Er setzte sich zu ihr, um ihr alles zu erzählen.
„Also, eigentlich war es Rick. Er hat Bradley von Anfang an misstraut und sich dann genauer umgehört und recherchiert. Dabei hat er herausbekommen, dass Bradley Johnson gar nicht sein richtiger Name ist. Er heißt Simon Bell und ist ein sehr erfolgreicher Schönheitschirurg aus L.A. Der Name sagt dir vielleicht etwas. Er war mit der Schauspielerin Christine Bell verheiratet, die vor ein paar Monaten tödlich verunglückt ist. Man hat Bradley respektive Simon dafür verantwortlich gemacht und ihn wegen Mordes angeklagt, weil er ein Motiv hatte: Seine Frau hatte wohl eine Affäre mit einem befreundeten Schauspielkollegen. Steve Miller.“
Jetzt horchte Kim auf. Steve Miller. Den Namen kannte sie. Der hatte vor ein paar Tagen im Hotel eingecheckt. „Steve Miller war hier. In Sea Isle City. Bradley ist aus dem Restaurant geflüchtet. Wahrscheinlich weil er ihn dort gesehen hat.“
„Gut möglich. Steve Miller hatte auf jeden Fall eine Affäre mit Bradleys Frau, und er hat das nur herausgefunden, weil er ein paar Tage früher von einer Tagung zurückkam. Steve hat sich wohl in Christines Haus eingenistet, weil er selber verheiratet war und das natürlich geheim halten wollte. Bradley alias Simon muss die beiden dann wohl in flagranti erwischt haben. Die Polizei hat natürlich vermutet, dass Bradley seine Frau absichtlich von der Treppe gestoßen hatte, aber am Schluss stellte sich heraus, dass es doch nur ein tragischer Unfall war.“
Kim war bestürzt, als sie das hörte. Armer Bradley! Erst fand er heraus, dass seine Frau ihn betrog, die daraufhin von der Treppe stürzte und starb, und schlussendlich wurde er des Mordes an ihr beschuldigt.
„Bradley muss sich die ganze Zeit eingeredet haben, dass es seine Schuld war“, überlegte sie laut.

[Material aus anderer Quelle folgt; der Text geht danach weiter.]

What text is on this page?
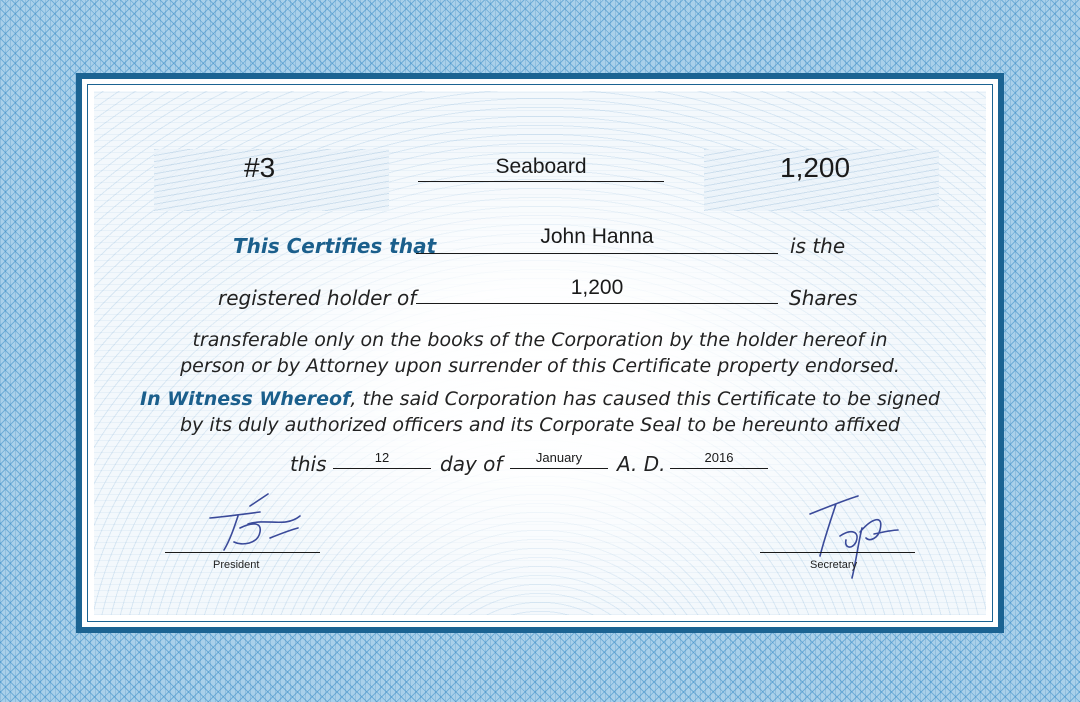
#3	Seaboard	1,200
This Certifies that	John Hanna	is the
registered holder of	1,200	Shares
transferable only on the books of the Corporation by the holder hereof in
person or by Attorney upon surrender of this Certificate property endorsed.
In Witness Whereof, the said Corporation has caused this Certificate to be signed
by its duly authorized officers and its Corporate Seal to be hereunto affixed
this	12	day of	January	A. D.	2016
President	Secretary
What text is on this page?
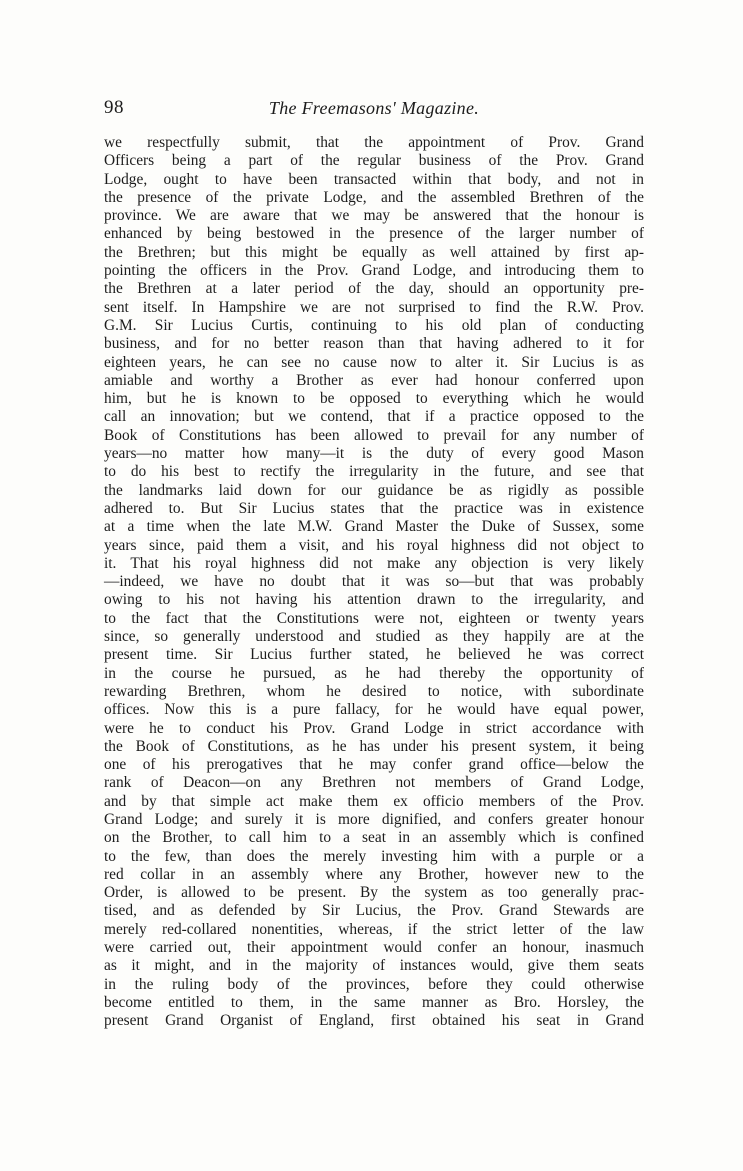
98	The Freemasons' Magazine.
we respectfully submit, that the appointment of Prov. Grand
Officers being a part of the regular business of the Prov. Grand
Lodge, ought to have been transacted within that body, and not in
the presence of the private Lodge, and the assembled Brethren of the
province. We are aware that we may be answered that the honour is
enhanced by being bestowed in the presence of the larger number of
the Brethren; but this might be equally as well attained by first ap-
pointing the officers in the Prov. Grand Lodge, and introducing them to
the Brethren at a later period of the day, should an opportunity pre-
sent itself. In Hampshire we are not surprised to find the R.W. Prov.
G.M. Sir Lucius Curtis, continuing to his old plan of conducting
business, and for no better reason than that having adhered to it for
eighteen years, he can see no cause now to alter it. Sir Lucius is as
amiable and worthy a Brother as ever had honour conferred upon
him, but he is known to be opposed to everything which he would
call an innovation; but we contend, that if a practice opposed to the
Book of Constitutions has been allowed to prevail for any number of
years—no matter how many—it is the duty of every good Mason
to do his best to rectify the irregularity in the future, and see that
the landmarks laid down for our guidance be as rigidly as possible
adhered to. But Sir Lucius states that the practice was in existence
at a time when the late M.W. Grand Master the Duke of Sussex, some
years since, paid them a visit, and his royal highness did not object to
it. That his royal highness did not make any objection is very likely
—indeed, we have no doubt that it was so—but that was probably
owing to his not having his attention drawn to the irregularity, and
to the fact that the Constitutions were not, eighteen or twenty years
since, so generally understood and studied as they happily are at the
present time. Sir Lucius further stated, he believed he was correct
in the course he pursued, as he had thereby the opportunity of
rewarding Brethren, whom he desired to notice, with subordinate
offices. Now this is a pure fallacy, for he would have equal power,
were he to conduct his Prov. Grand Lodge in strict accordance with
the Book of Constitutions, as he has under his present system, it being
one of his prerogatives that he may confer grand office—below the
rank of Deacon—on any Brethren not members of Grand Lodge,
and by that simple act make them ex officio members of the Prov.
Grand Lodge; and surely it is more dignified, and confers greater honour
on the Brother, to call him to a seat in an assembly which is confined
to the few, than does the merely investing him with a purple or a
red collar in an assembly where any Brother, however new to the
Order, is allowed to be present. By the system as too generally prac-
tised, and as defended by Sir Lucius, the Prov. Grand Stewards are
merely red-collared nonentities, whereas, if the strict letter of the law
were carried out, their appointment would confer an honour, inasmuch
as it might, and in the majority of instances would, give them seats
in the ruling body of the provinces, before they could otherwise
become entitled to them, in the same manner as Bro. Horsley, the
present Grand Organist of England, first obtained his seat in Grand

„Man hat ihn ja auch wochenlang verdächtigt. Aber selbst Steve Miller hat bezeugt, dass es nur ein Unfall gewesen war.“ Kim sah Bradley plötzlich mit ganz anderen Augen. Innerhalb von wenigen Sekunden wurde sein ganzes Leben auf den Kopf gestellt. Die Frau, die ihn angeblich liebte und mit der er sein Leben verbringen wollte, hatte ihn mit einem anderen Mann betrogen. Und als er davon erfuhr, stirbt sie und plötzlich sehen alle in ihm den Schuldigen.
Bestimmt musste er seine Praxis schließen und hatte nicht nur alle Patienten, sondern auch seine Freunde verloren. Kein Wunder also, dass er sich nach einem Neuanfang sehnte.
So bestürzt Kim auch über den tragischen Schicksalsschlag war, umso trauriger war sie darüber, dass er es ihr nicht anvertraut hatte. Er hätte ihr doch einfach erklären können, dass es nur ein Unfall war. Sie hätte ihm geglaubt.
Kim fühlte sich innerlich leer, und wahrscheinlich war es in der Tat das Beste, wenn sie Bradley hinter sich ließ und ihn als eine schöne Erinnerung behielt. So schwer es ihr auch fiel.